Historic City News has received word to cancel Christmas.
Facing more than $6,500 in permit fees and no sign of a Christmas angel, Linda Abbott of St Augustine is giving up, at least for this year, telling reporters that time simply ran out.
The parade has been part of the community for more than 60-years, but interest has waned for parades; and, traffic congestion makes marathon, bicycle races, and other activities that monopolize the streets, less popular with local residents.
At one time the attendance at city parades like Easter, Veterans Day and Christmas, was strong — but in recent years, not so much.
The parade was a natural fit for downtown before shopping malls and online shopping became the standard; a time when the windows of merchants were decorated with Christmas themes on the day after Thanksgiving — the once official first day of the holiday shopping season. The stores were open “late” until 8:00 p.m. or 9:00 p.m. and the streets were bustling with people running errands and delivering gifts. Packages wrapped in bright paper with shiny satin bows could be seen in every doorway along King Street as well as St George Street.
With help from the St Augustine Chamber of Commerce, Santa Claus arrived each year, bringing up the rear of the parade; once drawn by carriage, then later riding in the bucket of a ladder truck courtesy of the St Augustine Fire Department.
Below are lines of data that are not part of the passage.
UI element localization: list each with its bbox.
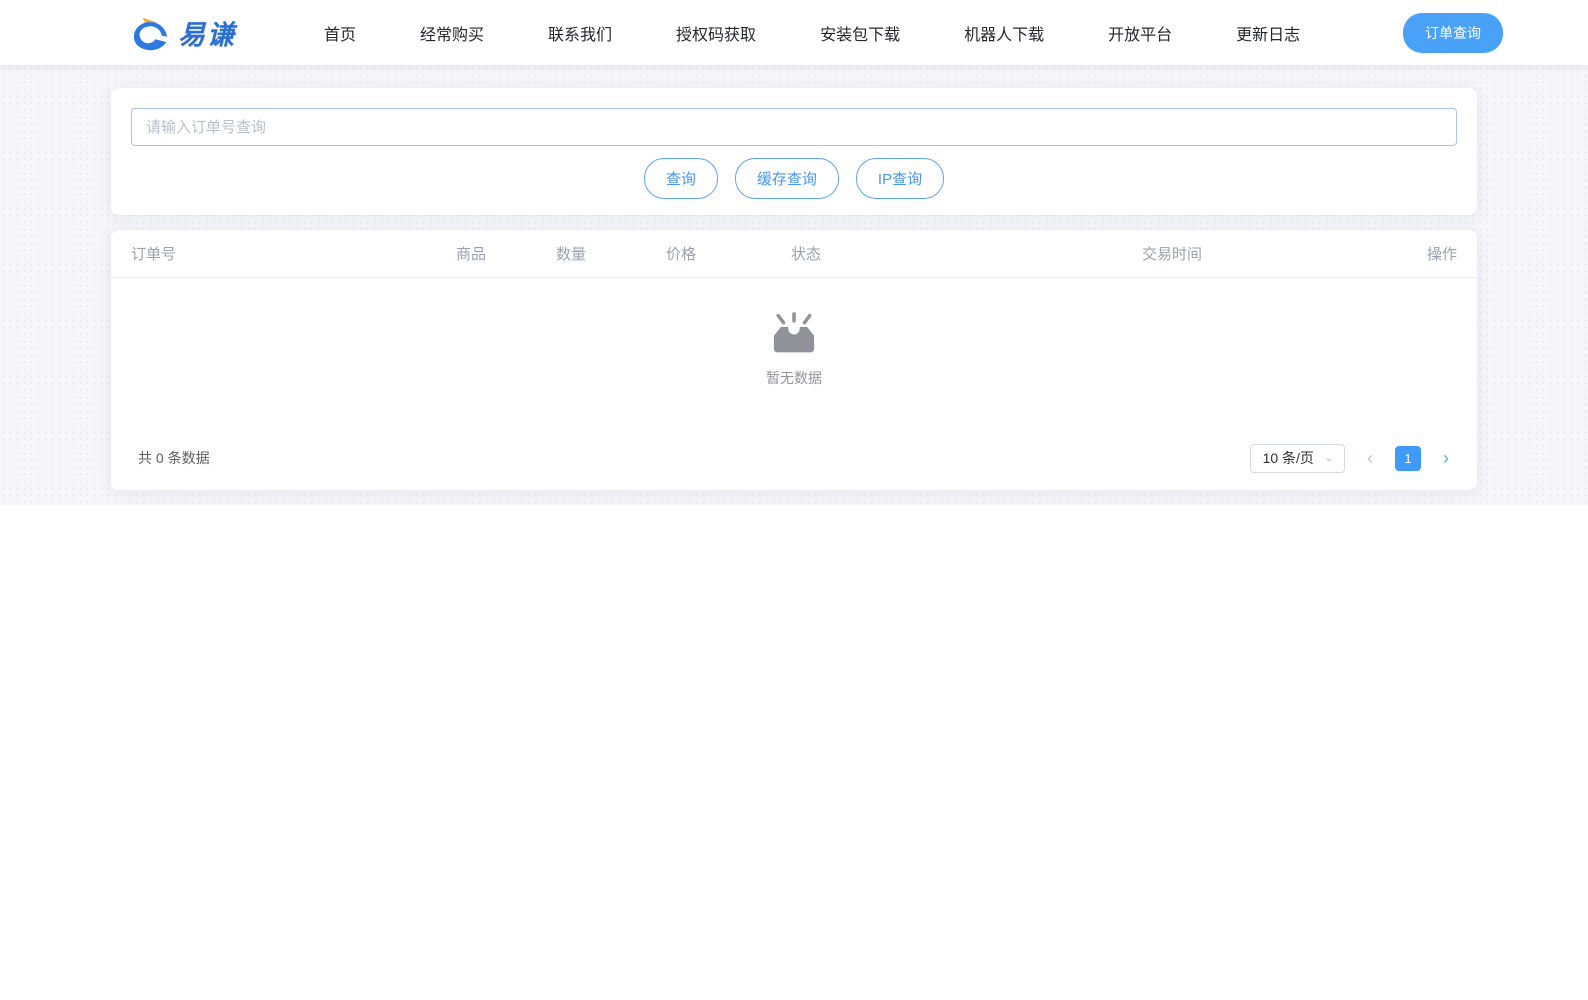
prev-page-button[interactable]: ‹ <box>1365 449 1375 467</box>
order-number-input[interactable] <box>131 108 1457 146</box>
top-header: 易谦 首页 经常购买 联系我们 授权码获取 安装包下载 机器人下载 开放平台 更新日志 订单查… <box>0 0 1588 65</box>
table-column-header: 操作 <box>1426 246 1457 263</box>
table-column-header: 状态 <box>791 246 822 263</box>
brand-logo[interactable]: 易谦 <box>128 13 236 52</box>
next-page-button[interactable]: › <box>1441 449 1451 467</box>
table-column-header: 订单号 <box>131 246 177 263</box>
nav-item[interactable]: 开放平台 <box>1108 21 1172 45</box>
total-count-text: 共 0 条数据 <box>138 450 210 466</box>
nav-item[interactable]: 联系我们 <box>548 21 612 45</box>
nav-item[interactable]: 更新日志 <box>1236 21 1300 45</box>
query-button[interactable]: 缓存查询 <box>734 158 839 199</box>
table-column-header: 数量 <box>556 246 587 263</box>
orders-table-card: 订单号 商品 数量 价格 状态 交易时间 操作 暂无数据 共 0 条数据 10 … <box>111 230 1477 490</box>
empty-state: 暂无数据 <box>111 278 1477 426</box>
table-footer: 共 0 条数据 10 条/页 ⌄ ‹ 1 › <box>111 426 1477 490</box>
pagination: 10 条/页 ⌄ ‹ 1 › <box>1249 443 1451 473</box>
nav-item[interactable]: 首页 <box>324 21 356 45</box>
chevron-down-icon: ⌄ <box>1323 452 1334 464</box>
order-query-button[interactable]: 订单查询 <box>1403 12 1503 53</box>
table-column-header: 价格 <box>666 246 697 263</box>
table-column-header: 商品 <box>456 246 487 263</box>
content-band: 查询缓存查询 IP查询 订单号 商品 数量 价格 状态 交易时间 操作 <box>0 65 1588 505</box>
brand-name: 易谦 <box>178 20 236 50</box>
page-size-select[interactable]: 10 条/页 ⌄ <box>1249 443 1345 473</box>
empty-text: 暂无数据 <box>766 370 822 386</box>
page-number-button[interactable]: 1 <box>1395 445 1421 471</box>
main-nav: 首页 经常购买 联系我们 授权码获取 安装包下载 机器人下载 开放平台 更新日志 <box>324 21 1403 45</box>
nav-item[interactable]: 机器人下载 <box>964 21 1044 45</box>
logo-swoosh-icon <box>128 15 172 51</box>
query-button[interactable]: IP查询 <box>855 158 945 199</box>
table-header-row: 订单号 商品 数量 价格 状态 交易时间 操作 <box>111 230 1477 278</box>
nav-item[interactable]: 授权码获取 <box>676 21 756 45</box>
nav-item[interactable]: 安装包下载 <box>820 21 900 45</box>
search-buttons: 查询 缓存查询 IP查询 <box>131 158 1457 199</box>
table-column-header: 交易时间 <box>1142 246 1203 263</box>
page-size-value: 10 条/页 <box>1262 450 1314 466</box>
nav-item[interactable]: 经常购买 <box>420 21 484 45</box>
empty-inbox-icon <box>766 310 822 358</box>
query-button[interactable]: 查询 <box>643 158 718 199</box>
search-card: 查询缓存查询 IP查询 <box>111 88 1477 215</box>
Abbott explained in interviews with local sources that construction of the floats and coordinating a battalion of volunteers, finding a source for insurance, arranging for vendors, cleanup and sponsors was just too much to pull together before December 1st.
“Maybe next year,” Abbott told a Jacksonville television reporter. But after producing more than 20 parades herself, its possible the Christmas parade has gone the way of the Days in Spain Fiesta and we’ve retired another nostalgic, local event.